If the snowfalls are heavy enough this autumn, heap up snow around bushes and trees. Knock it off the branches as much as you can by shaking them or hitting them with a fishing pole, but don't be afraid of the snow being heaped up around the plant. It will not freeze it "more;" it will actually insulate it and provide a very long "drink" for the plants as it melts. 

If you can, use good plain sand on your walks and stepping stones. The salts used to melt snow are not good for plants. But most of all, do what you need to in order to stay safe and not fall. Plants can be replaced; so can hips, but what a cost to health and pocketbook!

Here's hoping for one or two early snows for our garden darlings. 

    Kind regards,

    Olde Dame Holly Rose



Tuesday, October 6, 2020

Will It Be A Harsh Winter? The Signs Say...

I was taught this little rhyme many years ago:

Man is but a mortal fool:
When it's hot, he wants it cool.
When it's cool, he wants it hot.
He only wants what he has not.

Very true! I have seen a slightly different version of that poem credited to Benjamin Disraeli, who probably had had it up to THERE with people's complaints.

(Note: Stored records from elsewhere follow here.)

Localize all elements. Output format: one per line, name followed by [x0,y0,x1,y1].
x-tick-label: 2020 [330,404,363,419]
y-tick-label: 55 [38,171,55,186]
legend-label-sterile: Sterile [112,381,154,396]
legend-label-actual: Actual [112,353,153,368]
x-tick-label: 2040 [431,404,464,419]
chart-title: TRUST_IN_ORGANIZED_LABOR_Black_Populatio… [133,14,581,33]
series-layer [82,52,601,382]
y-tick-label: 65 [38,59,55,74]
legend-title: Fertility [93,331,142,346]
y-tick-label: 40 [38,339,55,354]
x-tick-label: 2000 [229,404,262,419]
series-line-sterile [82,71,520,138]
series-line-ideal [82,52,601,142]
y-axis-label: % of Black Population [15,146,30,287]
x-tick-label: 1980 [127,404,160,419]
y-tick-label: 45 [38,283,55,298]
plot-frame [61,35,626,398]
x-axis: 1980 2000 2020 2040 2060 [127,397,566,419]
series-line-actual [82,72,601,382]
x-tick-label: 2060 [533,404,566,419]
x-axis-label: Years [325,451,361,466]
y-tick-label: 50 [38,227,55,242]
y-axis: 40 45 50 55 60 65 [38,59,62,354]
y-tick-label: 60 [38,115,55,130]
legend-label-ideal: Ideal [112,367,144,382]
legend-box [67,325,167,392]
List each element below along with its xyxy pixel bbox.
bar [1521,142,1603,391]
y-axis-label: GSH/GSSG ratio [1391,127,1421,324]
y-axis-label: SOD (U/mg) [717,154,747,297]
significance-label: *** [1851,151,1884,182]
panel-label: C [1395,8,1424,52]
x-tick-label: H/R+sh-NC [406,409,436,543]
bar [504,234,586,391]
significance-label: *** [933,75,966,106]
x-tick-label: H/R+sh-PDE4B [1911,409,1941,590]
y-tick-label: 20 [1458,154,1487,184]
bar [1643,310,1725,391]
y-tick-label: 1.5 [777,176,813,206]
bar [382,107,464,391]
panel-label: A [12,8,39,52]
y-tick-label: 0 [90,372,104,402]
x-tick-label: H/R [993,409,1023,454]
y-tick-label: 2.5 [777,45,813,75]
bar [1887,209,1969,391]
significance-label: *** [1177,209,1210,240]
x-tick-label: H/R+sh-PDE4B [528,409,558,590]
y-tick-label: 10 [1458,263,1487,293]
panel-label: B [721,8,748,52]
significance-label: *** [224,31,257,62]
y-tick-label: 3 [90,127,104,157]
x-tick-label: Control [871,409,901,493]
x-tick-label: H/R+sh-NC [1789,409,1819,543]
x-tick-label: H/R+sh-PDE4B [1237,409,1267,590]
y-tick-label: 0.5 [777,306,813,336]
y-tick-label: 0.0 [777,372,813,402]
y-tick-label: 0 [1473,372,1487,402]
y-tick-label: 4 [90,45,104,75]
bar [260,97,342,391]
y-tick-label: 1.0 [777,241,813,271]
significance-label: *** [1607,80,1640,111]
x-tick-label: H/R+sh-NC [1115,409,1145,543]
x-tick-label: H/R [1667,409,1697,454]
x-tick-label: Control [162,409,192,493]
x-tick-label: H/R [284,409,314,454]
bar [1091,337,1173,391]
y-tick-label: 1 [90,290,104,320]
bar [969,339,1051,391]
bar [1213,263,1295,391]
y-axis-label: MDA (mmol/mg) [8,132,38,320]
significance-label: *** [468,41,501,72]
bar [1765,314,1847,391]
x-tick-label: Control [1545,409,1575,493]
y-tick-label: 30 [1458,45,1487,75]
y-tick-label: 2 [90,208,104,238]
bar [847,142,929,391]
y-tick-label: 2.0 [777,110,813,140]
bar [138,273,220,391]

There's also this saying, pithy and still true: "The wealthy get their ice in summer; the poor theirs in winter." It sounds like something from the 1920s.

Besides mooning for something, anything, we don't have, humans also like to know what is going to happen, weatherwise. Thus, there is a tremendous, and most probably worthless, lot of lore about whether there will be a harsh or a mild winter coming our way.


 

I have been examining several weather signs, and so far, they all agree: Harsh winter.  

The onions have a thick, insulating layer this year, and corn husks are thick
The leaves have begun turning early
Thick clustering of pinecones, far more than usual
Owls calling and hunting heavily
Doves bedding down earlier
Tiny ants running in a line
Big ants tugging too-big seeds backwards

However, mice behavior isn't indicating a harsh winter. They are going about their mouse business as usual.

2020 was bound to try to end strangely! But remember this: A hard winter brings a lucky spring.